So another Reserve Bank meeting goes by and this time there’s been no rise in official rates. That was the good news from this week and many readers will breathe easy. However, whilst the RBA governor Glenn Stevens has shown restraint in leaving the rate at 4.5 per cent – his comments show that it could have fallen either way.

Many economists believe Stevens is prepared to wait until the September CPI figure is released on October 15.

The CPI tells us where inflation is heading, and his response will be felt in November. Right now, with inflation edging up and good economic growth, there’s a greater than fifty per cent chance that we’ll see a rate rise in November.

This won’t seem right to some readers: over the course of the Global Financial Crisis we’ve had multiple rate rises, and it looks like we have more to come.

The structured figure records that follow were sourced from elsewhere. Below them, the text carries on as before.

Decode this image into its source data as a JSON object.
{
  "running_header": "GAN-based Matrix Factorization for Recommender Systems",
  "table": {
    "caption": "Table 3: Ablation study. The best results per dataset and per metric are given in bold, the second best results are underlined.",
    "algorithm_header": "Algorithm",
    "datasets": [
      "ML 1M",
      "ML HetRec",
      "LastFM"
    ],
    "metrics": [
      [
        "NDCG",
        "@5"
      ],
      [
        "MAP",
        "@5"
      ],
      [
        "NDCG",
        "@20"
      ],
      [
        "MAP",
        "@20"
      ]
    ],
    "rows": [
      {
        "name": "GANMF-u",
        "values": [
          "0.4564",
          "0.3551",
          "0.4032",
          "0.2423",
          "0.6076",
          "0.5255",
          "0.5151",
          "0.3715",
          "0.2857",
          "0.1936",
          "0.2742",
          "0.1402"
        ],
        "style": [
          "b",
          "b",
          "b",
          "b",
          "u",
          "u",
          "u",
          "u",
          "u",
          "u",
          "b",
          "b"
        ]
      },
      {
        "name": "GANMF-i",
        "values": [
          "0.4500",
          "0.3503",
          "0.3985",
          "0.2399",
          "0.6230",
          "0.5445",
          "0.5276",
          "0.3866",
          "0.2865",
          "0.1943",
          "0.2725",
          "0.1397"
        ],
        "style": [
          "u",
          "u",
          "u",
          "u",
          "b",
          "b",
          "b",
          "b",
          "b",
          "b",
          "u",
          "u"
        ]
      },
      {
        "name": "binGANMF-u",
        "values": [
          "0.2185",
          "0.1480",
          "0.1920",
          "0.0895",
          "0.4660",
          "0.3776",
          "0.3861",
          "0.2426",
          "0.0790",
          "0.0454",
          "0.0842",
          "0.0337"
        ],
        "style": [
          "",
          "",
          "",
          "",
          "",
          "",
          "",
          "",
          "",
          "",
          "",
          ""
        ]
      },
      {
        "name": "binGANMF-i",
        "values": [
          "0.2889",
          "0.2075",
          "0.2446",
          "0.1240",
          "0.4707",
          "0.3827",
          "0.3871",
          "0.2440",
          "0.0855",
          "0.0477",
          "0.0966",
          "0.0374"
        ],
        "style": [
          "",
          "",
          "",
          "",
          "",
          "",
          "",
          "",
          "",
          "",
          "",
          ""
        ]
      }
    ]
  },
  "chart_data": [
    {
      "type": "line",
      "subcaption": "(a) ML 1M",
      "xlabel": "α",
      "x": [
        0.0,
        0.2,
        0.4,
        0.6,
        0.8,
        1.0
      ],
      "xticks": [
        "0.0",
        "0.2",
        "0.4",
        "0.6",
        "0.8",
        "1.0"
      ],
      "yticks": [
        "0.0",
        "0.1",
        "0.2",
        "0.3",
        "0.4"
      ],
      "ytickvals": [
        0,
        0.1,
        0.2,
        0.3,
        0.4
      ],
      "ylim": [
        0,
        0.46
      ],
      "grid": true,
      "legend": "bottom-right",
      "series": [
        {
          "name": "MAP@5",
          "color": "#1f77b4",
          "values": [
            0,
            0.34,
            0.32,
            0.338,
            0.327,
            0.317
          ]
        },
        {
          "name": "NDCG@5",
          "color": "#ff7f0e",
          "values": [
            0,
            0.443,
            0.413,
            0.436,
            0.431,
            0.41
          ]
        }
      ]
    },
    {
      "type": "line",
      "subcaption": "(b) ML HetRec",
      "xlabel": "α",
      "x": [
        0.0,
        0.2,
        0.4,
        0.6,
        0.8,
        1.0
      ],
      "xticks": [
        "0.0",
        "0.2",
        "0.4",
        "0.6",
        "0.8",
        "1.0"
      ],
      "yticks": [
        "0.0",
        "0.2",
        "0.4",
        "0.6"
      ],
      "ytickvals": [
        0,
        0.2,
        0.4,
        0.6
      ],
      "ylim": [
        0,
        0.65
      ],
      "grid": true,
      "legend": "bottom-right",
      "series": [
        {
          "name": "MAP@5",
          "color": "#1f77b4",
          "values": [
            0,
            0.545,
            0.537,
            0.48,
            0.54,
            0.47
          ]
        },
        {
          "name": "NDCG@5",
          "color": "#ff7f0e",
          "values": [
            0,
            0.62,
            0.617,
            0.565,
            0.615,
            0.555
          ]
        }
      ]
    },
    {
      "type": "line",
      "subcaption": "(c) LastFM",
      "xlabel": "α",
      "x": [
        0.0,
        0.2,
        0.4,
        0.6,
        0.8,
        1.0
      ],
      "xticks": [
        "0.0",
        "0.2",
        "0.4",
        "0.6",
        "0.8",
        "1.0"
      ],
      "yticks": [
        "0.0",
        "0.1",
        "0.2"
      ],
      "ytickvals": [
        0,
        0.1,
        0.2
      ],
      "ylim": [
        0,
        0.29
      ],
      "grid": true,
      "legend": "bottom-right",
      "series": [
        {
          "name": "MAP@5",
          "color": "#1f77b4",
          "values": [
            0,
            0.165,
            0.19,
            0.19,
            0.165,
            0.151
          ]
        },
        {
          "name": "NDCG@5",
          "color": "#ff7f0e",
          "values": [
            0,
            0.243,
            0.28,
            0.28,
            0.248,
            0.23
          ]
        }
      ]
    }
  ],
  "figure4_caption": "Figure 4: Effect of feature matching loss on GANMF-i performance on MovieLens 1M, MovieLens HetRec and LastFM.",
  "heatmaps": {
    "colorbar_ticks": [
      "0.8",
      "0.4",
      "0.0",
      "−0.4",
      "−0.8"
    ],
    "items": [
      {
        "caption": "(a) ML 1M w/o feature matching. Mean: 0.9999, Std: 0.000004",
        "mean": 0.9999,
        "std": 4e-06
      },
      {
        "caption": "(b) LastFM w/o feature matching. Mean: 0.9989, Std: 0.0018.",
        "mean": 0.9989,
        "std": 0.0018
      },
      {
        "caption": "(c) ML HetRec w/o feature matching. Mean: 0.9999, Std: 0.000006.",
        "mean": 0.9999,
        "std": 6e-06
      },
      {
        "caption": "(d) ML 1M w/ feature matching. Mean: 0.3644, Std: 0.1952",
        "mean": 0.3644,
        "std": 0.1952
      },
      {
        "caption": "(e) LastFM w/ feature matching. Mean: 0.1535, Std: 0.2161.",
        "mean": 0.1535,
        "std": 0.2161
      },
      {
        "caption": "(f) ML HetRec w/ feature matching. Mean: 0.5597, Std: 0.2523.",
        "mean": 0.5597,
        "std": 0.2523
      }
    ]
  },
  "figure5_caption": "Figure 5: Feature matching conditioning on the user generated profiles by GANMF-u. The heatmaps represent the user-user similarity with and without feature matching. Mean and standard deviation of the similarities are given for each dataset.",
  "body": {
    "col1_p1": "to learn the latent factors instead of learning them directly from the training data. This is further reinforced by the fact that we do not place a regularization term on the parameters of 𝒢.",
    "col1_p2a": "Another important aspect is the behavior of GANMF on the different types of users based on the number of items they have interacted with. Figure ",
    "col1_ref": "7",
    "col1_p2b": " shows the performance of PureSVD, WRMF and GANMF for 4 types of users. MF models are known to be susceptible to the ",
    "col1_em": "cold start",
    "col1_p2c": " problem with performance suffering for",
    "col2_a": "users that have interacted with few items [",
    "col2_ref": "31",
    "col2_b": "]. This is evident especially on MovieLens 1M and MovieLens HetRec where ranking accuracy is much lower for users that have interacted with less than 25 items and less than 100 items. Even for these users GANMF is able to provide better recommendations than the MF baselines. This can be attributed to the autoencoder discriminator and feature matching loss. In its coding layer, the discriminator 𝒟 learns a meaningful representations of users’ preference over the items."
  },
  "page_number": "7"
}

Which suggests the RBA is keeping a lid on economic growth. Yet when I travel around Australia, and talk to householders and small business owners (who’ve all got mortgages to pay), I’m not hearing stories of an overheated economy that needs to be cooled.

The resources boom in the desert has not been felt in the heartland. Whether it’s a business owner in Rockdale or a home owner in Oakleigh, I’m hearing how hard things are.

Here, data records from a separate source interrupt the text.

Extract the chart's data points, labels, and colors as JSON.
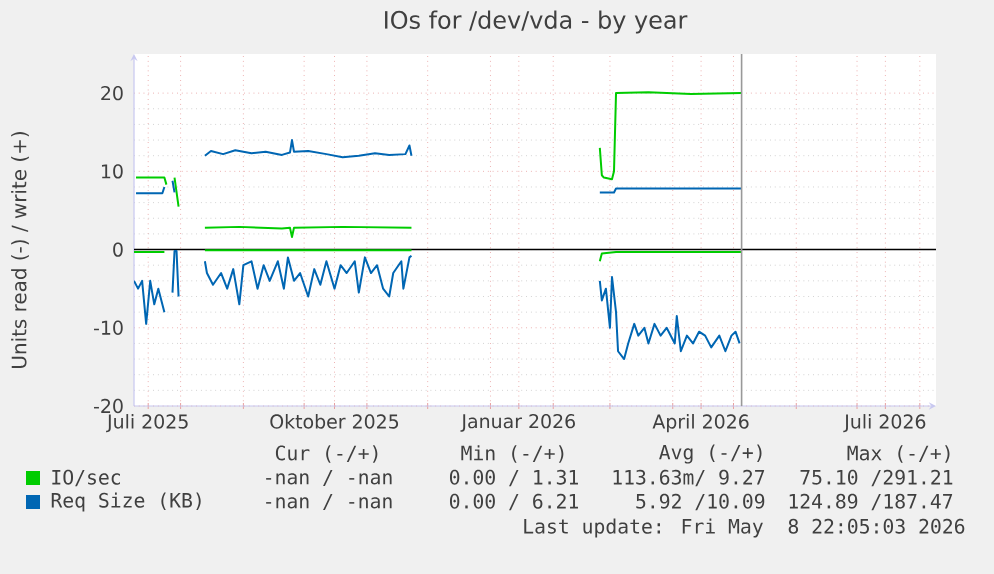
{
  "chart_data": {
    "type": "line",
    "title": "IOs for /dev/vda - by year",
    "ylabel": "Units read (-) / write (+)",
    "xlim": [
      "2025-07-09",
      "2026-08-09"
    ],
    "xticks": [
      {
        "value": "2025-07-16",
        "label": "Juli 2025"
      },
      {
        "value": "2025-08-01",
        "label": null
      },
      {
        "value": "2025-09-01",
        "label": null
      },
      {
        "value": "2025-10-01",
        "label": null
      },
      {
        "value": "2025-10-16",
        "label": "Oktober 2025"
      },
      {
        "value": "2025-11-01",
        "label": null
      },
      {
        "value": "2025-12-01",
        "label": null
      },
      {
        "value": "2026-01-01",
        "label": null
      },
      {
        "value": "2026-01-15",
        "label": "Januar 2026"
      },
      {
        "value": "2026-02-01",
        "label": null
      },
      {
        "value": "2026-03-01",
        "label": null
      },
      {
        "value": "2026-04-01",
        "label": null
      },
      {
        "value": "2026-04-15",
        "label": "April 2026"
      },
      {
        "value": "2026-05-01",
        "label": null
      },
      {
        "value": "2026-06-01",
        "label": null
      },
      {
        "value": "2026-07-01",
        "label": null
      },
      {
        "value": "2026-07-15",
        "label": "Juli 2026"
      },
      {
        "value": "2026-08-01",
        "label": null
      }
    ],
    "ylim": [
      -20,
      25
    ],
    "yticks": [
      -20,
      -10,
      0,
      10,
      20
    ],
    "grid": true,
    "legend": "bottom",
    "ref_lines": [
      {
        "axis": "y",
        "value": 0,
        "color": "#000000"
      },
      {
        "axis": "x",
        "value": "2026-05-05",
        "color": "#999999"
      }
    ],
    "series": [
      {
        "name": "IO/sec",
        "color": "#00cc00",
        "x": [
          "2025-07-10",
          "2025-07-24",
          "2025-07-25",
          "2025-07-26",
          "2025-07-29",
          "2025-07-31",
          "2025-08-01",
          "2025-08-13",
          "2025-08-30",
          "2025-09-20",
          "2025-09-24",
          "2025-09-25",
          "2025-09-26",
          "2025-10-20",
          "2025-11-23",
          "2025-11-24",
          "2026-02-24",
          "2026-02-25",
          "2026-02-26",
          "2026-03-02",
          "2026-03-03",
          "2026-03-04",
          "2026-03-20",
          "2026-04-10",
          "2026-05-05"
        ],
        "values": [
          9.2,
          9.2,
          8.3,
          null,
          9.2,
          5.5,
          null,
          2.8,
          2.9,
          2.7,
          2.8,
          1.6,
          2.8,
          2.9,
          2.8,
          null,
          13,
          9.5,
          9.2,
          9.0,
          10,
          20,
          20.1,
          19.9,
          20.0
        ]
      },
      {
        "color": "#00cc00",
        "x": [
          "2025-07-09",
          "2025-07-24",
          "2025-07-25",
          "2025-08-13",
          "2025-11-23",
          "2025-11-24",
          "2026-02-24",
          "2026-02-25",
          "2026-03-04",
          "2026-05-05"
        ],
        "values": [
          -0.3,
          -0.3,
          null,
          -0.1,
          -0.1,
          null,
          -1.5,
          -0.5,
          -0.3,
          -0.3
        ]
      },
      {
        "name": "Req Size (KB)",
        "color": "#0066b3",
        "x": [
          "2025-07-10",
          "2025-07-23",
          "2025-07-24",
          "2025-07-25",
          "2025-07-28",
          "2025-07-29",
          "2025-07-30",
          "2025-08-13",
          "2025-08-16",
          "2025-08-22",
          "2025-08-28",
          "2025-09-05",
          "2025-09-12",
          "2025-09-20",
          "2025-09-24",
          "2025-09-25",
          "2025-09-26",
          "2025-10-03",
          "2025-10-12",
          "2025-10-20",
          "2025-10-28",
          "2025-11-05",
          "2025-11-12",
          "2025-11-20",
          "2025-11-22",
          "2025-11-23",
          "2025-11-24",
          "2026-02-24",
          "2026-03-03",
          "2026-03-04",
          "2026-05-05"
        ],
        "values": [
          7.2,
          7.2,
          8.0,
          null,
          8.8,
          7.3,
          null,
          12.0,
          12.6,
          12.2,
          12.7,
          12.3,
          12.5,
          12.1,
          12.4,
          14.0,
          12.5,
          12.6,
          12.2,
          11.8,
          12.0,
          12.3,
          12.1,
          12.2,
          13.3,
          12.0,
          null,
          7.3,
          7.3,
          7.8,
          7.8
        ]
      },
      {
        "color": "#0066b3",
        "x": [
          "2025-07-09",
          "2025-07-11",
          "2025-07-13",
          "2025-07-15",
          "2025-07-17",
          "2025-07-19",
          "2025-07-21",
          "2025-07-24",
          "2025-07-26",
          "2025-07-28",
          "2025-07-29",
          "2025-07-30",
          "2025-07-31",
          "2025-08-01",
          "2025-08-13",
          "2025-08-14",
          "2025-08-17",
          "2025-08-21",
          "2025-08-24",
          "2025-08-27",
          "2025-08-30",
          "2025-09-01",
          "2025-09-05",
          "2025-09-08",
          "2025-09-11",
          "2025-09-14",
          "2025-09-18",
          "2025-09-21",
          "2025-09-23",
          "2025-09-26",
          "2025-09-29",
          "2025-10-03",
          "2025-10-06",
          "2025-10-09",
          "2025-10-12",
          "2025-10-16",
          "2025-10-19",
          "2025-10-22",
          "2025-10-26",
          "2025-10-28",
          "2025-10-31",
          "2025-11-03",
          "2025-11-06",
          "2025-11-09",
          "2025-11-12",
          "2025-11-14",
          "2025-11-18",
          "2025-11-19",
          "2025-11-22",
          "2025-11-23",
          "2025-11-24",
          "2026-02-24",
          "2026-02-25",
          "2026-02-27",
          "2026-03-01",
          "2026-03-02",
          "2026-03-04",
          "2026-03-05",
          "2026-03-08",
          "2026-03-10",
          "2026-03-13",
          "2026-03-15",
          "2026-03-18",
          "2026-03-20",
          "2026-03-23",
          "2026-03-26",
          "2026-03-29",
          "2026-04-02",
          "2026-04-03",
          "2026-04-05",
          "2026-04-08",
          "2026-04-11",
          "2026-04-14",
          "2026-04-17",
          "2026-04-20",
          "2026-04-24",
          "2026-04-27",
          "2026-04-30",
          "2026-05-02",
          "2026-05-04"
        ],
        "values": [
          -4,
          -5,
          -4,
          -9.5,
          -4,
          -7,
          -5,
          -8,
          null,
          -5.5,
          -0.2,
          -0.2,
          -6,
          null,
          -1.5,
          -3,
          -4.5,
          -3,
          -5,
          -2.5,
          -7,
          -2,
          -1.5,
          -5,
          -2,
          -4,
          -1.5,
          -5,
          -1,
          -4,
          -3,
          -6,
          -2.5,
          -4.5,
          -1.5,
          -5,
          -2,
          -3,
          -1.5,
          -5.5,
          -1,
          -3,
          -2,
          -5,
          -6,
          -3,
          -1.5,
          -5,
          -1,
          -0.8,
          null,
          -4,
          -6.5,
          -5,
          -10,
          -3.5,
          -8,
          -13,
          -14,
          -12,
          -9.5,
          -11,
          -10,
          -12,
          -9.5,
          -11,
          -10,
          -12,
          -8.5,
          -13,
          -11,
          -12,
          -10.5,
          -11,
          -12.5,
          -11,
          -13,
          -11,
          -10.5,
          -12
        ]
      }
    ],
    "annotations": [
      "Cur (-/+)",
      "Min (-/+)",
      "Avg (-/+)",
      "Max (-/+)",
      "-nan / -nan",
      "0.00 / 1.31",
      "113.63m/ 9.27",
      "75.10 /291.21",
      "-nan / -nan",
      "0.00 / 6.21",
      "5.92 /10.09",
      "124.89 /187.47",
      "Last update: Fri May  8 22:05:03 2026"
    ]
  }
}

It’s as if the GFC has been dealt with on a national and banking level, but its effects are still strong on the high street.

However, if I’m right about rates increasing in November, that provides only one month of respite. What can you do?

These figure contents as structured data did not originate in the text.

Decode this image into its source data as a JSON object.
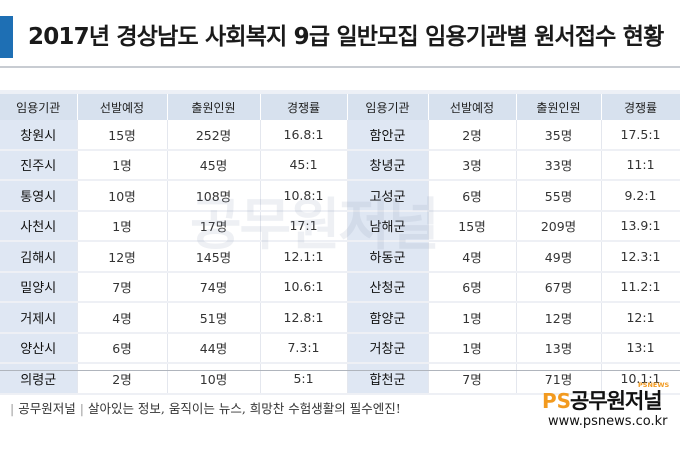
{
  "title": "2017년 경상남도 사회복지 9급 일반모집 임용기관별 원서접수 현황",
  "headers": [
    "임용기관",
    "선발예정",
    "출원인원",
    "경쟁률",
    "임용기관",
    "선발예정",
    "출원인원",
    "경쟁률"
  ],
  "rows": [
    [
      "창원시",
      "15명",
      "252명",
      "16.8:1",
      "함안군",
      "2명",
      "35명",
      "17.5:1"
    ],
    [
      "진주시",
      "1명",
      "45명",
      "45:1",
      "창녕군",
      "3명",
      "33명",
      "11:1"
    ],
    [
      "통영시",
      "10명",
      "108명",
      "10.8:1",
      "고성군",
      "6명",
      "55명",
      "9.2:1"
    ],
    [
      "사천시",
      "1명",
      "17명",
      "17:1",
      "남해군",
      "15명",
      "209명",
      "13.9:1"
    ],
    [
      "김해시",
      "12명",
      "145명",
      "12.1:1",
      "하동군",
      "4명",
      "49명",
      "12.3:1"
    ],
    [
      "밀양시",
      "7명",
      "74명",
      "10.6:1",
      "산청군",
      "6명",
      "67명",
      "11.2:1"
    ],
    [
      "거제시",
      "4명",
      "51명",
      "12.8:1",
      "함양군",
      "1명",
      "12명",
      "12:1"
    ],
    [
      "양산시",
      "6명",
      "44명",
      "7.3:1",
      "거창군",
      "1명",
      "13명",
      "13:1"
    ],
    [
      "의령군",
      "2명",
      "10명",
      "5:1",
      "합천군",
      "7명",
      "71명",
      "10.1:1"
    ]
  ],
  "watermark": "공무원저널",
  "footer": {
    "brand": "공무원저널",
    "slogan": "살아있는 정보, 움직이는 뉴스, 희망찬 수험생활의 필수엔진!",
    "logo_ps": "PS",
    "logo_text": "공무원저널",
    "logo_small": "PSNEWS",
    "url": "www.psnews.co.kr"
  },
  "colors": {
    "accent": "#1e6fb4",
    "header_bg": "#d7e1ee",
    "org_bg": "#dfe7f3",
    "logo_orange": "#f29a1f"
  }
}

Take control of your finances. And the best way to initiative that process is to start shopping around. Take a close look at your mortgage, the rate and the product: is it what you want? Start with your own lender: can they give you a better rate?

Do they have a product that suits you more? You may not want to pay for the full service mortgage package when you don’t use the linked credit card or the draw-down. If your current lender isn’t helpful, then ask around. There’s always alternatives, even right under your nose.

For instance, industry credit unions or building societies or non-bank lenders, just like Yellow Brick Road.

Also use sites like Cannex or InfoChoice, but whatever you do, get yourself active and informed. This is especially the case for business owners who usually have their overdrafts and business loans linked to their mortgages.

Now is the time to fine-tune these arrangements – talk to a professional, like a Yellow Brick Road Wealth Manager if you don’t understand everything.

Just remember: the Reserve Bank meets again on November 3, Melbourne Cup day.

You have four weeks to prepare, and to ensure that your only gamble is on the horses.